= Ingmar Piano Duo =

Ingmar Piano Duo is a pianistic duo (two pianos) founded by Serbian pianists and piano professors Slobodanka Stevic and Aleksandar Gligic in 2005. Duo's first musical cd edition was published by Austrian piano manufacturer Wendl & Lung in Vienna, presenting works by Piazzolla, Barber and Kovacevic. Ingmar Piano Duo was invited to and performed at World Piano Conference EPTA 2009, playing Symphonic Dances (two piano edition) by Sergei Rachmaninoff. As a result of this notable success, an invitation was forwarded to the Duo to compete at 19th International Piano Competition ROMA 2009 in Rome, Italy, where they were announced winners of the piano duo category, winning as well special award of Sergio Calligaris, for best performance of a work by this Italian contemporary composer.

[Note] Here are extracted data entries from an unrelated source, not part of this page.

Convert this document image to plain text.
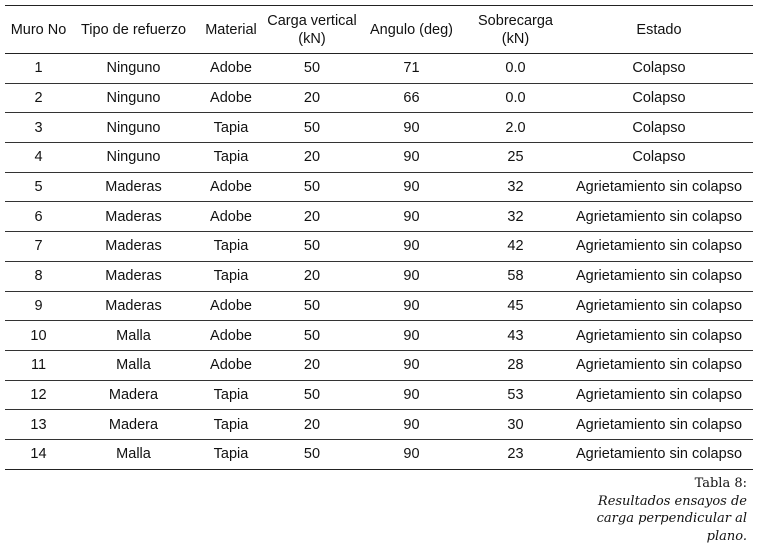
Muro No	Tipo de refuerzo	Material	Carga vertical (kN)	Angulo (deg)	Sobrecarga (kN)	Estado
1	Ninguno	Adobe	50	71	0.0	Colapso
2	Ninguno	Adobe	20	66	0.0	Colapso
3	Ninguno	Tapia	50	90	2.0	Colapso
4	Ninguno	Tapia	20	90	25	Colapso
5	Maderas	Adobe	50	90	32	Agrietamiento sin colapso
6	Maderas	Adobe	20	90	32	Agrietamiento sin colapso
7	Maderas	Tapia	50	90	42	Agrietamiento sin colapso
8	Maderas	Tapia	20	90	58	Agrietamiento sin colapso
9	Maderas	Adobe	50	90	45	Agrietamiento sin colapso
10	Malla	Adobe	50	90	43	Agrietamiento sin colapso
11	Malla	Adobe	20	90	28	Agrietamiento sin colapso
12	Madera	Tapia	50	90	53	Agrietamiento sin colapso
13	Madera	Tapia	20	90	30	Agrietamiento sin colapso
14	Malla	Tapia	50	90	23	Agrietamiento sin colapso
Tabla 8:
Resultados ensayos de carga perpendicular al plano.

Ingmar Piano Duo has shown a tendency to give a world premiere performance of works by contemporary composers (Vrebalov, Mudi). Ingmar Piano Duo has recorded for Musical Archives of Radio-Television of Vojvodina pieces by Wolfgang Amadeus Mozart, Maurice Ravel, Aleksandra Vrebalov and Sergio Calligaris. In 2010, the Duo qualified for semi-final round at the World Piano Competition in San Marino, entering the circle of 12 best piano duos from over a hundred that applied for the competition.